Global stocks mostly rose on Wednesday after US congressional leaders reached a deal on a mammoth stimulus bill, although the Dow cut its gains on signs the legislation could be delayed
Global stocks mostly rose on Wednesday after US congressional leaders reached a deal on a mammoth stimulus bill, although the Dow cut its gains on signs the legislation could be delayed.
The US deal is the latest by a major government to try to prop up the economy at a time when officials are freezing activity in an effort to stem the growth of the coronavirus, which has evolved from a China-centred outbreak into a global pandemic.
Germany also moved ahead with an unprecedented stimulus plan on Wednesday.

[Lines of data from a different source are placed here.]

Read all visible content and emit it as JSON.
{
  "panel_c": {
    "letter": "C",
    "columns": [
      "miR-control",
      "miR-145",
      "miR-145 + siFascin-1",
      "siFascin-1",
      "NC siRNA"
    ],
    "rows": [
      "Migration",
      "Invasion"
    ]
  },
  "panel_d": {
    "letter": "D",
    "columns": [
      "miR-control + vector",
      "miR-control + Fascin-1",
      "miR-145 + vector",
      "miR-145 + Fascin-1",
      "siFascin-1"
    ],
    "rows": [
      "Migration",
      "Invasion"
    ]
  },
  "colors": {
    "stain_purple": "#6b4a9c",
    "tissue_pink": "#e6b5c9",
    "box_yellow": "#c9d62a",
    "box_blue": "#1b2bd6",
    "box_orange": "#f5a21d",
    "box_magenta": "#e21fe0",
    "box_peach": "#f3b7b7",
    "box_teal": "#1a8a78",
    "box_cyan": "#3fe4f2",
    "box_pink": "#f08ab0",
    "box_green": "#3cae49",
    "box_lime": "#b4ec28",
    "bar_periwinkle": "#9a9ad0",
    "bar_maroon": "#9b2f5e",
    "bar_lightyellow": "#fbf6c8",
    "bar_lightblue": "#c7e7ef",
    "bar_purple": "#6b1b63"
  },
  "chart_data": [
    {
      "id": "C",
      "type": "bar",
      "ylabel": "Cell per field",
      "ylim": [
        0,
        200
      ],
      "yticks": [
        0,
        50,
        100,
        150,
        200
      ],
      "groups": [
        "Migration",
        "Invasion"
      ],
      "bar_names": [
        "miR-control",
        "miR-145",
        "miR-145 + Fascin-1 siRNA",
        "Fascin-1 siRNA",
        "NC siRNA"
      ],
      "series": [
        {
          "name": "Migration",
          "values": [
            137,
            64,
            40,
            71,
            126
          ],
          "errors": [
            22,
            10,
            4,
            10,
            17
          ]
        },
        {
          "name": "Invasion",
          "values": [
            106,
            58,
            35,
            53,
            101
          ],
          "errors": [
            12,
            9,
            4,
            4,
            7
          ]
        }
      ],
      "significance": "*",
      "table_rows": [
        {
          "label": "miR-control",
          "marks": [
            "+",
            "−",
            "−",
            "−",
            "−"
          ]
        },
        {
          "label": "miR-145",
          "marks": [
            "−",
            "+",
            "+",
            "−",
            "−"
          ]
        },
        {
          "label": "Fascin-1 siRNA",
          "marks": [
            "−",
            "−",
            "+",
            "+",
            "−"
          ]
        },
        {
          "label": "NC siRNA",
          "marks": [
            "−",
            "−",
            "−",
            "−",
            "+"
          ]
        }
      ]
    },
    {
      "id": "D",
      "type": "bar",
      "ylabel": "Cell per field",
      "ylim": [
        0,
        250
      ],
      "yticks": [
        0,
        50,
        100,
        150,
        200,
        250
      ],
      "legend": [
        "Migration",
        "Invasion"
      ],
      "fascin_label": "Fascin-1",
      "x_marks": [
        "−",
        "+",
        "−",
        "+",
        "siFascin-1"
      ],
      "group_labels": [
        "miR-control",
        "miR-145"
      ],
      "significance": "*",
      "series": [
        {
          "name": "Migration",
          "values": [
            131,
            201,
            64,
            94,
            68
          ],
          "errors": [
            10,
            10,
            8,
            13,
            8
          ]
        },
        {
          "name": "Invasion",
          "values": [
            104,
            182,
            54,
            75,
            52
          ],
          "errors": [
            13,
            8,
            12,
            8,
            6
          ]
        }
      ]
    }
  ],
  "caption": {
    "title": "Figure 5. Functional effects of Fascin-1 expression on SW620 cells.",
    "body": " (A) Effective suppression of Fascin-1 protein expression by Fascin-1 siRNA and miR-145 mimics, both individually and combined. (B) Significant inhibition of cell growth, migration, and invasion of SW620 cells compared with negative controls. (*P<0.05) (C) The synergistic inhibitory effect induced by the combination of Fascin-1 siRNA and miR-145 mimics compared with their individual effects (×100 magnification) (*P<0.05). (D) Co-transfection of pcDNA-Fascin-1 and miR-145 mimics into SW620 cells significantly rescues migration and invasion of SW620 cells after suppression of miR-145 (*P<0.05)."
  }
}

With a number of major industrial economies now instituting social distancing measures and/or lockdowns… large-scale near-term declines in economic activity are on the way and a global recession is now our baseline, said a note from Oxford Economics.
The US$2 trillion measure agreed in the wee hours of Wednesday morning by US Senate leaders would put cash directly into the hands of millions of Americans hit hard by the crisis, provide grants to small businesses and hundreds of billions of dollars in loans for larger corporations including airlines.
But by the close of Wall Street’s session, the Senate still hadn’t voted on the proposal, and key lawmakers in both the Democrat and Republican parties had objected to various measures included in the bill.
The dissenters included Senator Bernie Sanders, the Vermont independent who is running in the Democratic presidential primary and threatened to hold up the bill unless restrictions were beefed up on funds to corporations.
All S&P 500 sectors were on pace to close in positive territory, but sentiment soured after Senator Sanders threatened to hold up the coronavirus bill, said Briefing.com.
The Dow finished up 2.4 per cent at 21,200.55, more than 800 points below its session peak.
Hopes for the agreement helped boost European markets, lifting London and Paris 4.5 per cent.
Frankfurt was the outlier, though it too had added 1.8 per cent by the end of the day as Berlin unveiled previously inconceivable measures worth almost 1.1 trillion euros (US$1.2 trillion) to help Europe’s biggest economy weather the storm.
The new borrowing blasts through a financial crisis-era constitutional rule drastically limiting budget deficits.
The move shows us the German government means business, remarked David Madden, market analyst at CMC Markets.
Earlier, the Tokyo stock market added eight percent, with Japanese investors also relieved that the 2020 Olympics had been postponed rather than cancelled.
Among individual companies, Boeing rallied for its second day, climbing 24.3 per cent as reports emerged that Congress would include loans for the troubled planemaker in its stimulus bill.
Another bright spot was Nike, one of many retailers whose global business has been hammered by the coronavirus outbreak but which rose on Wednesday by 9.2 per cent after it gave an upbeat outlook on its business, based in part on the return of customers in China and other Asian countries that had been hit early by the coronavirus.